TheStreet Quant Ratings

rates Johnson Controls as a

hold

. The company's strengths can be seen in multiple areas, such as its largely solid financial position with reasonable debt levels by most measures and good cash flow from operations. However, as a counter to these strengths, we also find weaknesses including a generally disappointing performance in the stock itself, deteriorating net income and disappointing return on equity.

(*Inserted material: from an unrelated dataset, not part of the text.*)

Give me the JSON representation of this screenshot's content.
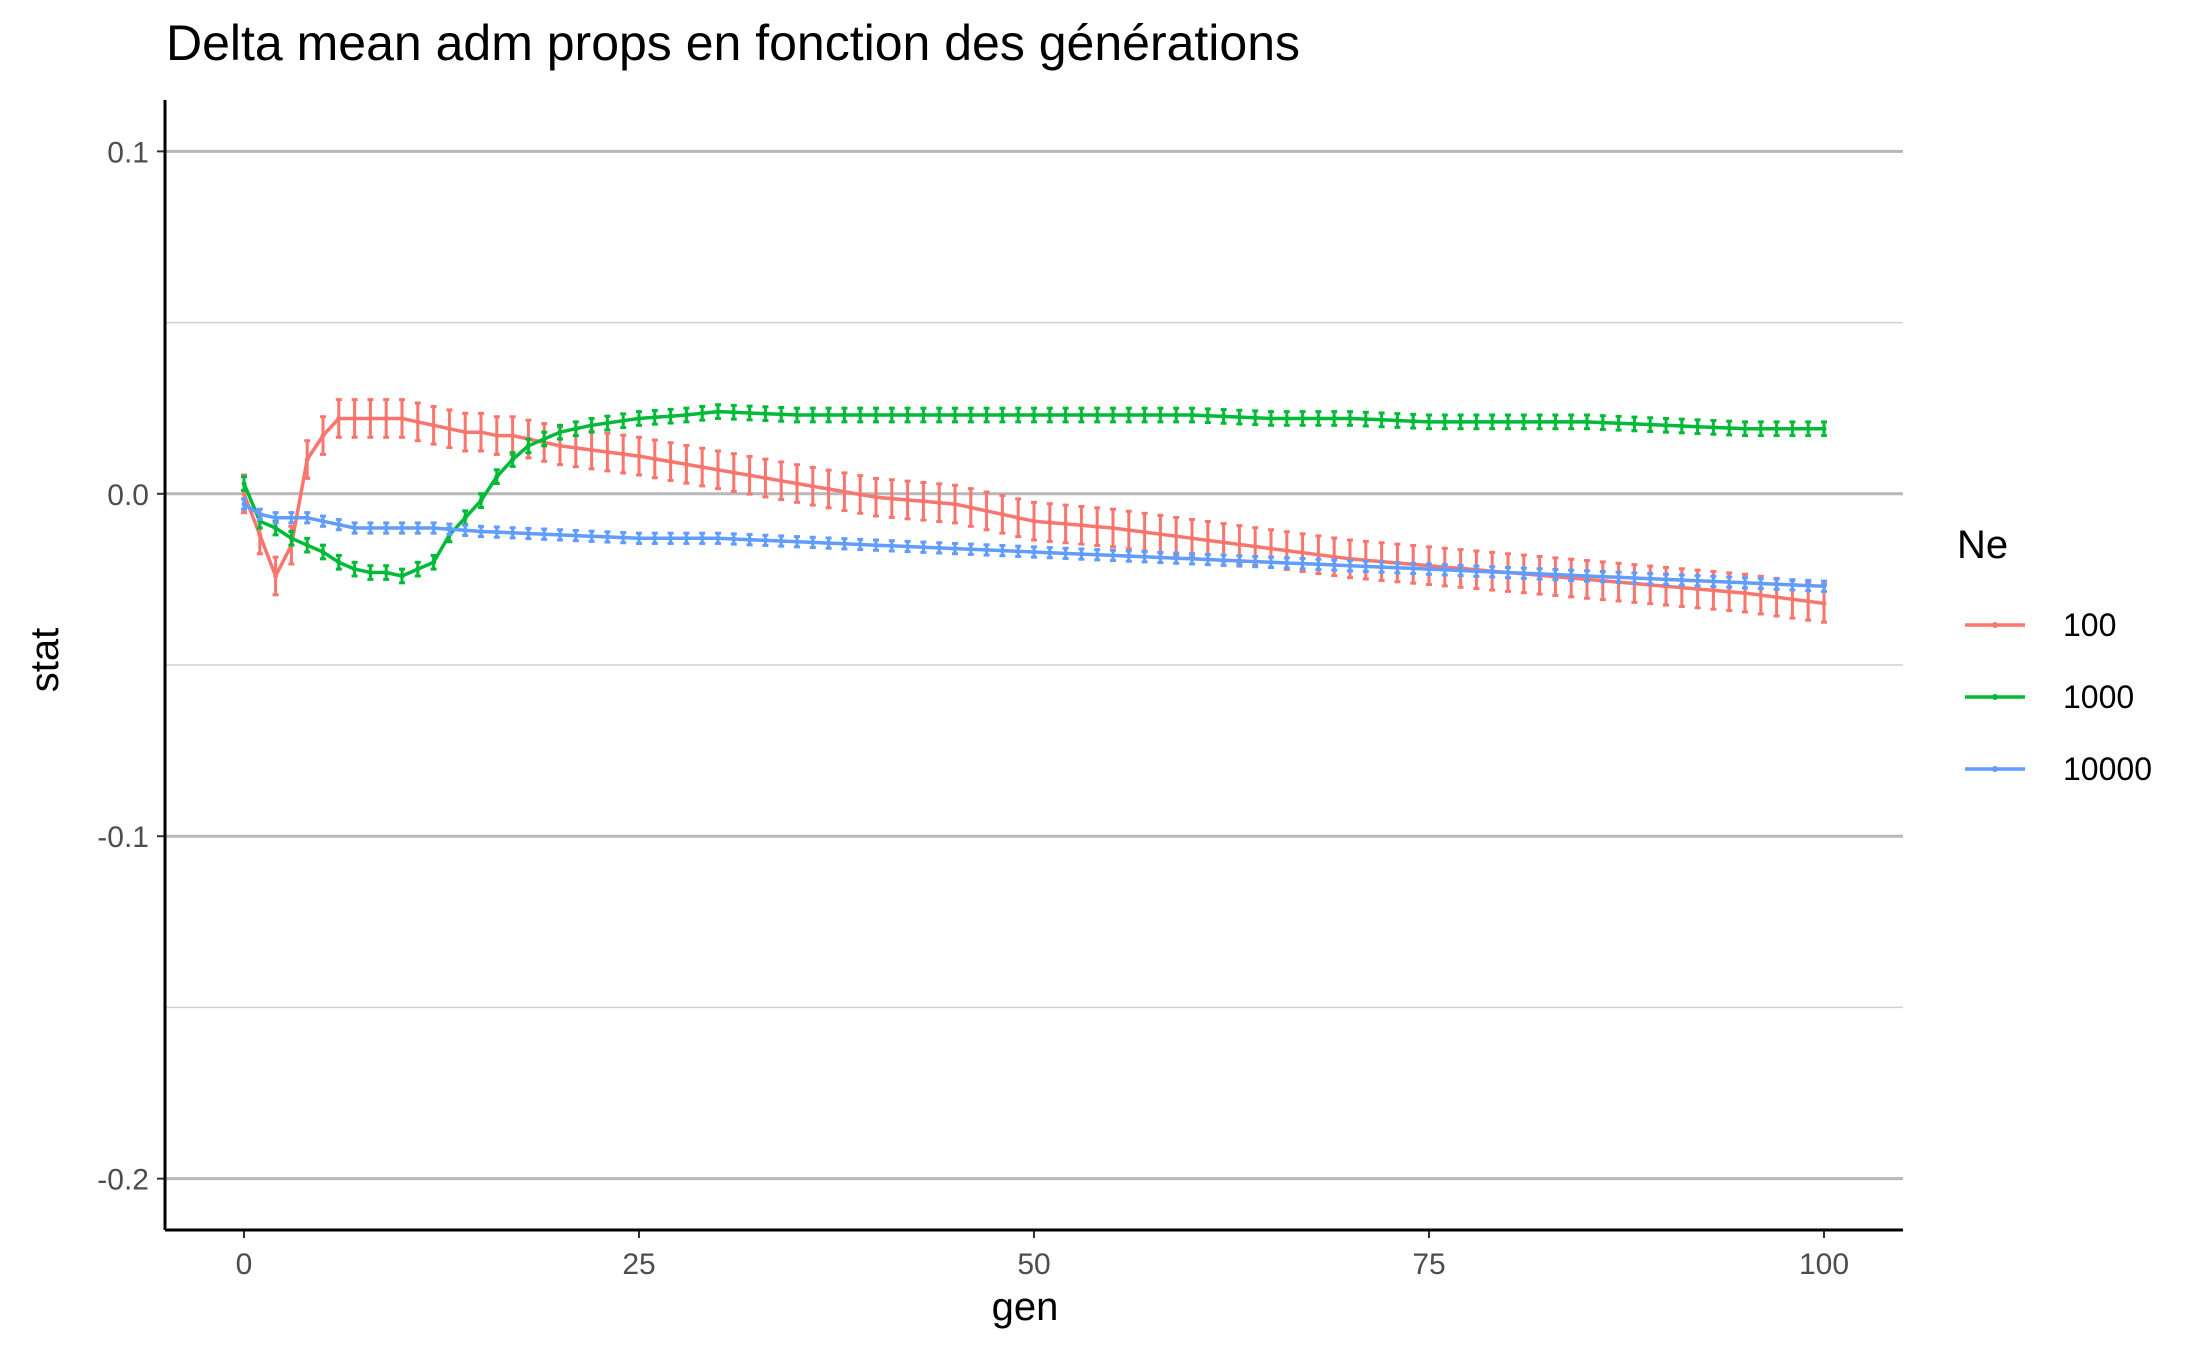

Highlights from the ratings report include:

  • JOHNSON CONTROLS INC has experienced a steep decline in earnings per share in the most recent quarter in comparison to its performance from the same quarter a year ago. This company has reported somewhat volatile earnings recently. But, we feel it is poised for EPS growth in the coming year. During the past fiscal year, JOHNSON CONTROLS INC increased its bottom line by earning $2.16 versus $2.07 in the prior year. This year, the market expects an improvement in earnings ($3.91 versus $2.16).
  • The debt-to-equity ratio is somewhat low, currently at 0.70, and is less than that of the industry average, implying that there has been a relatively successful effort in the management of debt levels. Despite the fact that JCI's debt-to-equity ratio is low, the quick ratio, which is currently 0.54, displays a potential problem in covering short-term cash needs.
  • The share price of JOHNSON CONTROLS INC has not done very well: it is down 16.06% and has underperformed the S&P 500, in part reflecting the company's sharply declining earnings per share when compared to the year-earlier quarter. Looking ahead, we do not see anything in this company's numbers that would change the one-year trend. It was down over the last twelve months; and it could be down again in the next twelve. Naturally, a bull or bear market could sway the movement of this stock.
  • The company, on the basis of change in net income from the same quarter one year ago, has significantly underperformed when compared to that of the S&P 500 and the Auto Components industry. The net income has significantly decreased by 200.2% when compared to the same quarter one year ago, falling from $529.00 million to -$530.00 million.